La présence de ce léger aspect emprunté au jeu de rôle n'est pas pour nous déplaire puisqu'il permet de s'identifier encore plus à notre personnage, mais aussi d'avoir une approche unique selon les capacités que l'on décide d'upgrader. Cependant, sachez qu'il sera tout à fait aisé d'obtenir le maximum dans chacune des catégories puisque la récolte des gemmes devient rapidement une véritable sinécure et que l'on se plaît à gambader dans les moindres recoins de la ville et des autres environnements en quête de ces pierres précieuses violettes. Pourquoi ? Tout simplement parce que Gravity Rush évite les écueils d'un titre à monde ouvert trop dirigiste et nous laisse le temps de progresser à notre rythme et notre envie. Regorgeant de petits passages que l'on découvrira pour certains même une fois le jeu fini, preuve d'un souci du détail flagrant, le titre de Sony Japan ne force pas à gober à la va-vite le repas proposé.

Surtout que même si on prend grand plaisir à batifoler avec Kat, on ne rencontre aucune réelle difficulté à enchaîner les chapitres, notamment à cause de l'impossibilité de mourir lors des séquences d'exploration ou d'adversaires qui s'avèrent peu retors une fois la gravité maîtrisée, et parfois même avant. Ce manque de challenge se ressentira jusqu'à la fin et l'on se dit que l'on est tributaire de l'évolution du médium vers une accessibilité poussée de façon trop générale, alors que l'on aimerait que certains développeurs fassent preuve de plus d'égoïsme.


In the Névi !

Là où Gravity Rush frappe fort, c'est au niveau de la direction artistique qui nous met une grande claque. Cela fait bien longtemps que nous n'avions pas eu un tel univers à la fois aussi inspiré qu'assumé et on prend son pied. Le cel-shading adopté en style graphique colle parfaitement au jeu et donne un ton et une identité propre à chaque coin de la ville. Véritable pépite visuelle, la PS Vita voit dans la production nippone un truc capable de la mettre en apesanteur. Pas d'aliasing, pas de ralentissement, tout n'est que pure caresse de la rétine et ce melting-pot entre culture nippone et occidentale tourne ma foi plutôt bien. Le seul reproche que l'on pourrait éventuellement faire reste une ambiance parfois trop oppressante dans la première partie d'Hekseville, mais l'impression sera par la suite dissipée au fur et à mesure de la progression puisque chaque parcelle que l'on recolle apporte sa touche personnelle. Continuons avec les aspects touchant à l'artistique avec la musique qui est sertie dans la production de façon on ne peut plus naturelle. Allant dans des élans jazzy, ou vers un rythme plus soutenu lors de combats, mais également vers quelque chose de plus formaté et nippon parfois, chaque zone dispose de son accompagnement musical qui caresse le jeu comme les doigts d'un Petrucciani les touches d'un piano.

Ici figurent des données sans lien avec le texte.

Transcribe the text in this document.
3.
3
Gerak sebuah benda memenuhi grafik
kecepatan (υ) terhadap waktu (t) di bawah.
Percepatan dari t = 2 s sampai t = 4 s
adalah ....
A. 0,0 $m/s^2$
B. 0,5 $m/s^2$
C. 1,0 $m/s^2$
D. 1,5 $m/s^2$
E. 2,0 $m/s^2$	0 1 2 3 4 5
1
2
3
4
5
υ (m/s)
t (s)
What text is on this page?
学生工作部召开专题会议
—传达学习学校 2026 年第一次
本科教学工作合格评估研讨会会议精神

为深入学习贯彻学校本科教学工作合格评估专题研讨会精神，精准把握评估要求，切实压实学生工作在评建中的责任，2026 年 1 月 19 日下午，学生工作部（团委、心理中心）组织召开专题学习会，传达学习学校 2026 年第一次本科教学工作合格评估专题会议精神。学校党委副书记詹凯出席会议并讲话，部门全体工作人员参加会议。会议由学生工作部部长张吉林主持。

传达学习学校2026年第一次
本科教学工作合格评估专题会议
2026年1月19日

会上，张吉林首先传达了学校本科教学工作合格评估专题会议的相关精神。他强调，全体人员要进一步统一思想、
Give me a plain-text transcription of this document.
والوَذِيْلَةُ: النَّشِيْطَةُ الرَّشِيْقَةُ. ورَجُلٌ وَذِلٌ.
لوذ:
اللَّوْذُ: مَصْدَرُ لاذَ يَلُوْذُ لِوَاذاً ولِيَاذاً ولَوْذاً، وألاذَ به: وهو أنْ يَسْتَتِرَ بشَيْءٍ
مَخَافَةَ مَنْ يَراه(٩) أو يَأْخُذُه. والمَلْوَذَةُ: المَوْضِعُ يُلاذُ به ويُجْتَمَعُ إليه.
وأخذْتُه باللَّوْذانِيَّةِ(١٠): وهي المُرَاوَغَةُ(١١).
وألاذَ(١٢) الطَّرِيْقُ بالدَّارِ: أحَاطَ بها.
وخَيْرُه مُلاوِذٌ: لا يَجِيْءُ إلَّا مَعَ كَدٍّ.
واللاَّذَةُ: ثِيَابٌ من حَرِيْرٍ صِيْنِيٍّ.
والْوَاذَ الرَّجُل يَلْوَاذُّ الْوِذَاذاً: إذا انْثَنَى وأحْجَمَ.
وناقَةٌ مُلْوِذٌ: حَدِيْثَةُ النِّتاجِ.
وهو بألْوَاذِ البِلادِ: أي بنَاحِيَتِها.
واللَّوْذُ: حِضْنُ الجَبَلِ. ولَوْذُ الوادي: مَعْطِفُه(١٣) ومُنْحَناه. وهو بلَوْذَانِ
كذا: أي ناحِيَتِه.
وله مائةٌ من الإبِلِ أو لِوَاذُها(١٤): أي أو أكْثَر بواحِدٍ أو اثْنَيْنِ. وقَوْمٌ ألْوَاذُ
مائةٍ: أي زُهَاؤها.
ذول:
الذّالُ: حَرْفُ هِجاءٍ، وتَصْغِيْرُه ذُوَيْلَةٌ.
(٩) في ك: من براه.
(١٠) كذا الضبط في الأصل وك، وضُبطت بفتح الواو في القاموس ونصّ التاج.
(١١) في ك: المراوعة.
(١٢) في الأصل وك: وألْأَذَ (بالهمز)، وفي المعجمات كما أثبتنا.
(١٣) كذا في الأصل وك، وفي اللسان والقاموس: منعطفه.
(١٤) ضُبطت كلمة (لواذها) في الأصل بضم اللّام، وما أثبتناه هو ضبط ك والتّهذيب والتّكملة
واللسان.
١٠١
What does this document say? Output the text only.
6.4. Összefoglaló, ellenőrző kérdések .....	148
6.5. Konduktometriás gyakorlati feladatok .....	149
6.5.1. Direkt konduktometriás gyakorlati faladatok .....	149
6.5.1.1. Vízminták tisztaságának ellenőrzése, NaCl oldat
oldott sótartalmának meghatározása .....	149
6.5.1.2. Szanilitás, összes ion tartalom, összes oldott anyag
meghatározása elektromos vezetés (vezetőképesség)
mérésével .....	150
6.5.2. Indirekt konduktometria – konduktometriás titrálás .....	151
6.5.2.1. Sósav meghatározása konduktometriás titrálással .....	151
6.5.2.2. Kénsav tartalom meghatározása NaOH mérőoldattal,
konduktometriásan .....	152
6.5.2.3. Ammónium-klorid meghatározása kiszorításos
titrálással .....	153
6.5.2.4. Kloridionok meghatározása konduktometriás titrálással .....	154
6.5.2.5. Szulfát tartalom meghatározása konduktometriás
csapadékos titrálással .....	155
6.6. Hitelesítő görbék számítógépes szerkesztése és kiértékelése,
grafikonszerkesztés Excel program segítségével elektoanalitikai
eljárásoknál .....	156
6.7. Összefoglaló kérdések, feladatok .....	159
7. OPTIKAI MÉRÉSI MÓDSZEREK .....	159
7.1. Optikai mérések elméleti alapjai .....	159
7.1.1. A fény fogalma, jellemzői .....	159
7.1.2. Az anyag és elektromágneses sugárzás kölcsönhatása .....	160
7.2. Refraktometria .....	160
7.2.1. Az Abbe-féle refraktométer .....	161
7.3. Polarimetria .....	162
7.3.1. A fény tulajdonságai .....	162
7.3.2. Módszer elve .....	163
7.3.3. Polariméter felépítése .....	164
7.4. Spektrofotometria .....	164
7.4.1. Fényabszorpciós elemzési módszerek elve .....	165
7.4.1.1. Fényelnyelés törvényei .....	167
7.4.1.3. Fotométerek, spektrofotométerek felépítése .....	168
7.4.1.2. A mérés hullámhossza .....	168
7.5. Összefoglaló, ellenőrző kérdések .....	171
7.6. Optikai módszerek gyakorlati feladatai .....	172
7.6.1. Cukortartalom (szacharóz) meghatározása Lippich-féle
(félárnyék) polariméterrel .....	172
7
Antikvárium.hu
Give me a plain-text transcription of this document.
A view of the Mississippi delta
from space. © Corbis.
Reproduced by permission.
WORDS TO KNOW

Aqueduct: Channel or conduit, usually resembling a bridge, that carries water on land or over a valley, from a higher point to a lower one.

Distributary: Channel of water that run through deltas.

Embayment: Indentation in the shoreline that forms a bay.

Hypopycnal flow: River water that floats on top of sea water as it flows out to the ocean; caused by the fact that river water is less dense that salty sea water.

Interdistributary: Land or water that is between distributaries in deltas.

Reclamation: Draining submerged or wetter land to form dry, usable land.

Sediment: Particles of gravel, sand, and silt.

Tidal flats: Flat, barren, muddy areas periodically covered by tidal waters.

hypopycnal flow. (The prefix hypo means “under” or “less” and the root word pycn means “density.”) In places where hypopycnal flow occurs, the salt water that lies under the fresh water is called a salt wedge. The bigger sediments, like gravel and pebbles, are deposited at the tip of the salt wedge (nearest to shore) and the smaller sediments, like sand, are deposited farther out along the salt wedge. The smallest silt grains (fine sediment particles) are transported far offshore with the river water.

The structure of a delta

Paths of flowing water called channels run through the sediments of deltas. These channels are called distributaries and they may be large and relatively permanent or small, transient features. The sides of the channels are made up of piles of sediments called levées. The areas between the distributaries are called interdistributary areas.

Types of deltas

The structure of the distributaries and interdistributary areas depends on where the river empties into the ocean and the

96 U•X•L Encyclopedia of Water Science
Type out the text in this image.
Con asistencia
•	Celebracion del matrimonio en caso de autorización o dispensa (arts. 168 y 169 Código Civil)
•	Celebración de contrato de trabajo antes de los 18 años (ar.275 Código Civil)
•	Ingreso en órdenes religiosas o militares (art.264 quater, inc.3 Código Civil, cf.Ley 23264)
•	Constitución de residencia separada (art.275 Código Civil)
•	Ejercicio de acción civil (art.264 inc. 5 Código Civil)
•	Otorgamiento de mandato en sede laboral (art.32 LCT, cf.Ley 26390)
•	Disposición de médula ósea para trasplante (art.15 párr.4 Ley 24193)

Contrairement à certains jeux qui se sentent comme obligés d'user et d'abuser des spécificités de la console portable de Sony, la production de Toyama opte pour un usage parcimonieux et assez naturel, les glissades gravitationnelles mises à part (on y reviendra à ces fichues cascades). L'écran tactile n'a que très peu d'utilisation au sein même de l'action puisqu'il permet de lancer une esquive du côté vers lequel on aura fait glisser notre petit doigt, de passer d'une case de BD à une autre ou encore de tapoter le postérieur de notre héroïne (si, si, essayez !). Le pavé tactile arrière est quant à lui tout simplement oublié puisque les développeurs se sont surtout focalisés sur la gestion de la gyroscopie avec ses avantages et ses inconvénients. Immersive à souhait, elle permet notamment de profiter de l'espace que l'on peut avoir autour de soi pour s'éclater à foncer sur les Névis rien qu'en bougeant la console. Certes, cette configuration montrera ses limites dans le métro à moins de vouloir passer pour un fou et de faire la quête pour le spectacle édifiant que vous aurez proposé à vos compagnons de fortune. Cependant, si la gyroscopie se défend dans un environnement calme, il faut bien avouer que dans le feu de l'action, viser juste sera au départ comme tenter de gober un Flanby en plein Grand 8 les yeux fermés et les mains attachées. Le temps d'adaptation sera bien présent, mais une fois le "permis gravité passé avec succès", à vous les acrobaties aériennes.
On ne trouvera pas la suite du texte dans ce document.